Junk is not only limited to our planet, we have a problem with space pollution as well. In 1978, a brilliant NASA researcher named Donald Kessler predicted that a collision between two pieces of space junk could trigger a cascade of further impacts, which would create a significant quantity of debris which would then cause major trouble.
He pointed out that when the rate at which the debris forms is larger than the one at which it de-orbits, the Earth would be permanently surrounded by belts of junk, a scenario which is now known as the Kessler syndrome. By some estimates, the Kessler syndrome is already upon us, or very close to it. In January 2009, a collision between the Iridium 33 and Cosmos 2251 satellites created exactly this type of scenario, and two years later, the Chinese intentionally destroyed one of their own satellites to test an anti-satellite weapon.
Today, the European Space Agency’s Earth observing satellite, Envisat, orbits at about the same height at which these impacts took place, and it is constantly threatened by impacts.

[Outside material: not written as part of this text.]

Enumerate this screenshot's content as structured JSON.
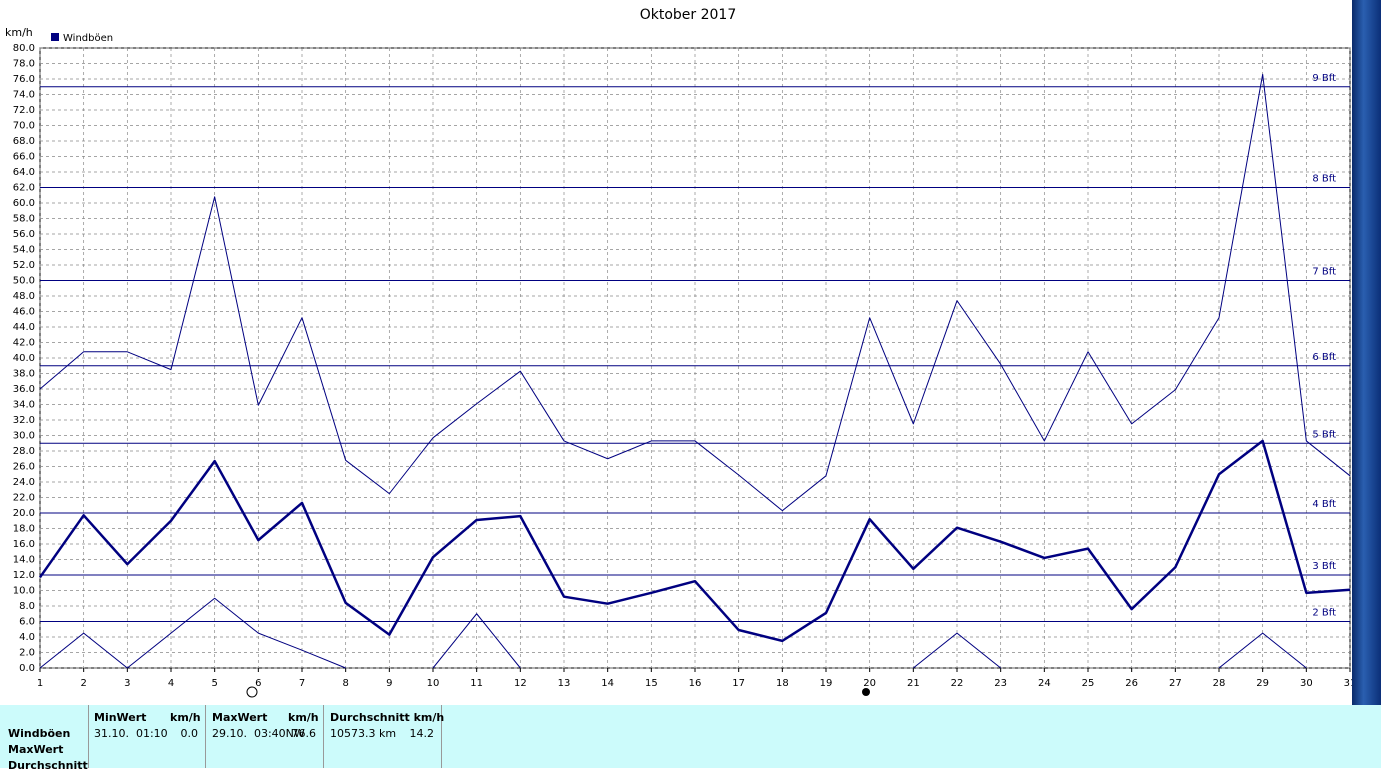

Today, James Mason at NASA Ames Research Center near Palo Alto and his team announced a possible solution to this problem: the idea is to zap these pieces of garbage with a laser, slowing them down so they will eventually de-orbit. Of course, the US and China already have the technology to take on such a mission with their anti-satellite weapons, and we will probably see it in use not long from now, because it seems it will be only a matter of time until spatial junk debris causes some serious havoc.